Nexthink is the global leader in digital employee experience management. Our products allow enterprises to create highly productive digital workplaces for their employees by delivering optimal end-user experiences. Through a unique combination of real-time analytics, automation and employee feedback, Nexthink gives IT teams the insight they need to empower and even delight people at work.
Headquartered in Switzerland with US headquarters in Boston, Nexthink also has offices in France, UK, Germany, Spain and UAE. Our growing team of Nexthinkers is proud to be making the digital work lives of nearly ten million employees across 1,000 customers more productive.
At Nexthink, we believe actions are stronger than words when it comes to diversity, inclusivity, and equity in the workplace. Nexthinkers are multinational and multilingual, and come from all walks of life. We are committed to hiring a genuinely representative workforce that can create solutions and foster innovation for the modern digital employee experience. Join us today!

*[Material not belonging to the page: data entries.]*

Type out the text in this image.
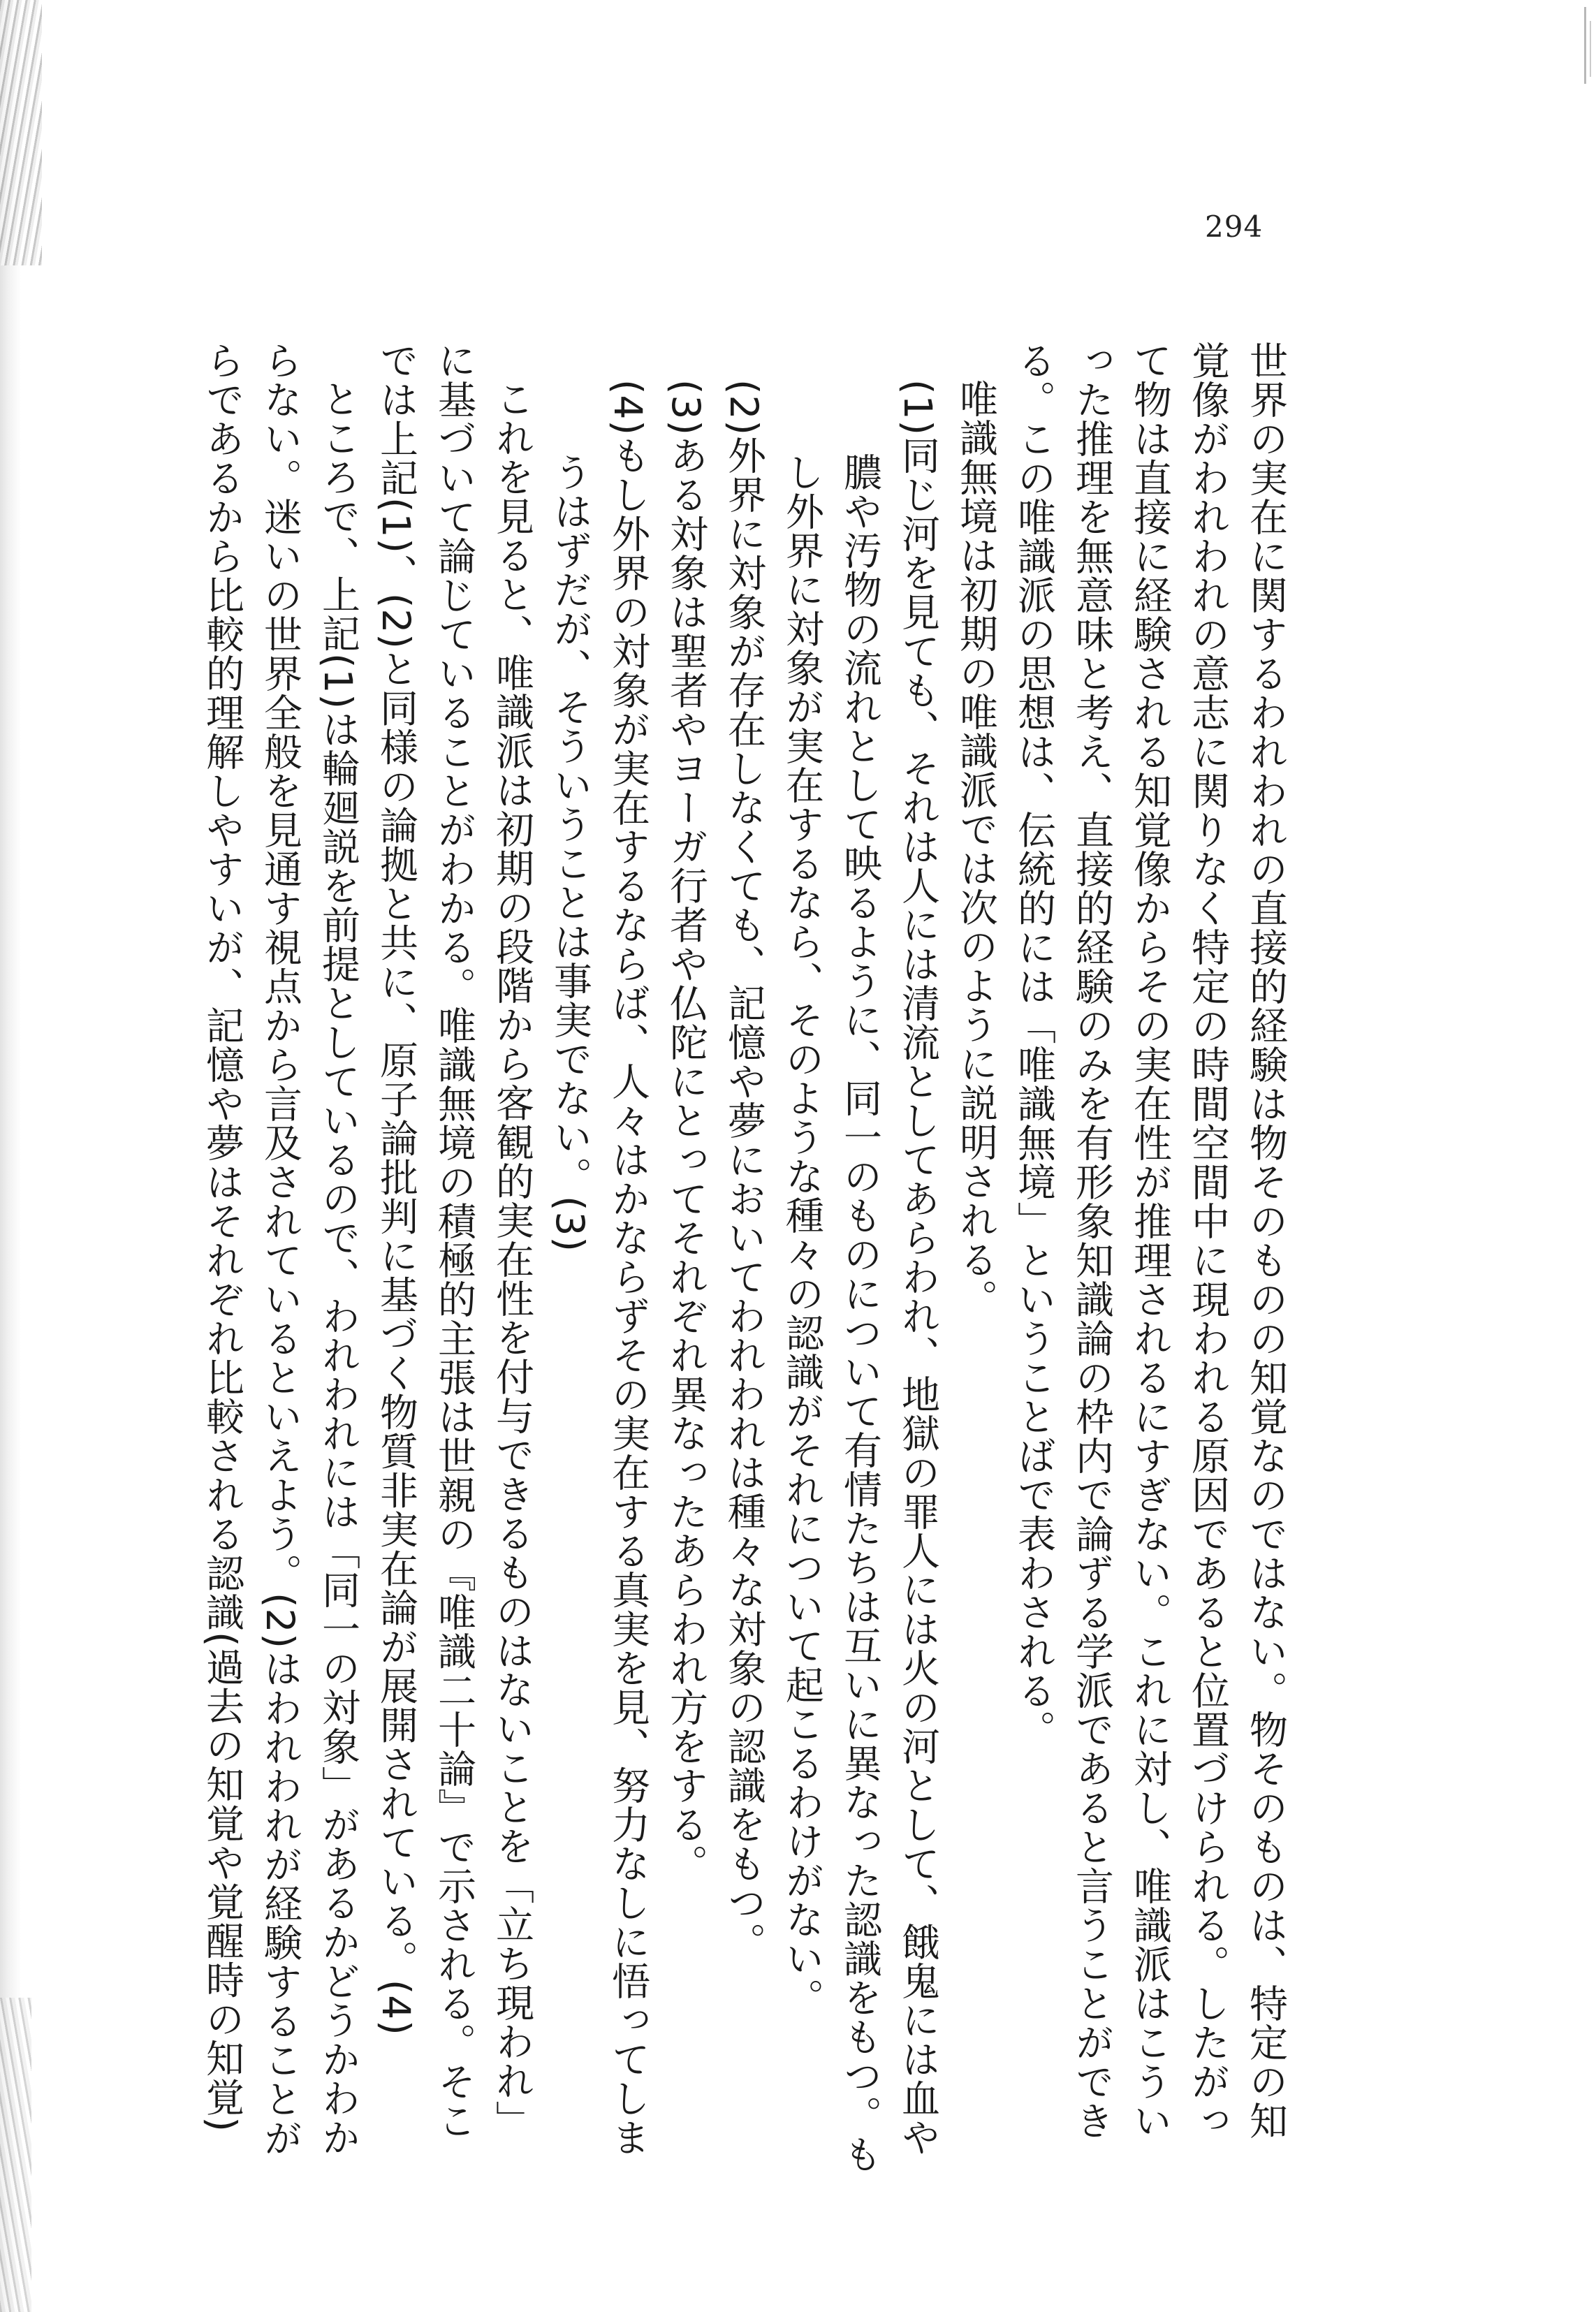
294
世界の実在に関するわれわれの直接的経験は物そのものの知覚なのではない。物そのものは、特定の知
覚像がわれわれの意志に関りなく特定の時間空間中に現われる原因であると位置づけられる。したがっ
て物は直接に経験される知覚像からその実在性が推理されるにすぎない。これに対し、唯識派はこうい
った推理を無意味と考え、直接的経験のみを有形象知識論の枠内で論ずる学派であると言うことができ
る。この唯識派の思想は、伝統的には「唯識無境」ということばで表わされる。
唯識無境は初期の唯識派では次のように説明される。
(1)同じ河を見ても、それは人には清流としてあらわれ、地獄の罪人には火の河として、餓鬼には血や
膿や汚物の流れとして映るように、同一のものについて有情たちは互いに異なった認識をもつ。も
し外界に対象が実在するなら、そのような種々の認識がそれについて起こるわけがない。
(2)外界に対象が存在しなくても、記憶や夢においてわれわれは種々な対象の認識をもつ。
(3)ある対象は聖者やヨーガ行者や仏陀にとってそれぞれ異なったあらわれ方をする。
(4)もし外界の対象が実在するならば、人々はかならずその実在する真実を見、努力なしに悟ってしま
うはずだが、そういうことは事実でない。(3)
これを見ると、唯識派は初期の段階から客観的実在性を付与できるものはないことを「立ち現われ」
に基づいて論じていることがわかる。唯識無境の積極的主張は世親の『唯識二十論』で示される。そこ
では上記(1)、(2)と同様の論拠と共に、原子論批判に基づく物質非実在論が展開されている。(4)
ところで、上記(1)は輪廻説を前提としているので、われわれには「同一の対象」があるかどうかわか
らない。迷いの世界全般を見通す視点から言及されているといえよう。(2)はわれわれが経験することが
らであるから比較的理解しやすいが、記憶や夢はそれぞれ比較される認識(過去の知覚や覚醒時の知覚)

Nexthink is looking for passionate and innovative professionals that are keen to join a newly formed and fast growing Cloud Operations team in Boston. The team is being built to ensure our Cloud platform is operated using best in class methodologies and tools and allow us to delight our clients with the best cloud experience.
The team is responsible for maintaining our Cloud solutions with top performance, availability and service level, but also ensure that it runs in a cost-efficient way. The Cloud Operations Engineer will also use her/his Software Engineering skills to prototype and deliver tools and products that will help reaching those goals, and will also participate into the operational requirements process.
Finally, you will be part of a fast growing, international company with an opportunity to join the Cloud team, a strategic initiative that will help accelerate this growth. Responsibilities
Monitoring: Use and own the specifications of our tooling set related to monitoring, telemetry, reliability, automation for End to End service
Incident management and response: Detect, diagnose and fix incidents finding solutions to achieve required Service Levels (rollback, restore backups, etc). Owner of the post-mortem process of such incidents by writing technical content both for customers and internal stakeholders.
Operations: Define or build automation mechanisms for cloud operations: build, deploy, update, patch, backup, restore, scale, extend, protect, etc. Use past experience to solve most relevant issues in a proactive fashion by either writing product or platform specifications, or building the required automation to prevent the issues to surface again.
Change Control: Owning the product update process for live client instances
Reliability: Manage the availability of the production instances of our cloud services. Understand and be able to communicate the scale, capacity, security, redundancy and performance attributes and requirements of the cloud services
Subject Matter Expert: be the ultimate escalation point for major platform related incidents
Monitors the applications and compliance of security administration procedures and reviews information systems for actual or potential breaches in security.
Ensures that all identified breaches in security are promptly and thoroughly investigated and that any system changes required to maintain security are implemented.
Ensures that security records are accurate and complete and that request for support are dealt with according to set standards and procedures.
Contributes to the creation and maintenance of policy, standards, procedures and documentation for security.
Experience with monitoring solutions, such as: AWS CloudWatch, Azure Monitor, New Relic, Datadog, Nagios, Zabbix, etc
Solid understanding of cloud architectures (compute, storage, databases) and networks (TCP/IP, VPN, HTTP, SSL, routing, etc.)
Experience administering and deploying on Public Cloud platforms (Azure, AWS)
Practice knowledge of containers technology (docker) and orchestration (Kubernetes, docker swarm)
3 years of experience in Software Development Lifecycle Management, with knowledge of:
Infrastructure and automation (e.g. Terraform, ARM, CloudFormation)
CI/CD, testing and deployment tools (e.g. Jenkins, Git, GitHub)
Configuration Mgmt tools (e.g. Ansible, Rundeck)
At ease with operating and managing production systems, solving issues striking the right balance between urgency and methodology.
Strong problem solving and analytical skills
Experience in coordinating teams and persons to maintain a SLA.
Excellent written and verbal skills in English
This is an exceptional opportunity to join a fast-growing, successful and innovative company. Nexthink allows you to thrive in a unique work environment where the emphasis is on excellence, innovation, openness and collaboration.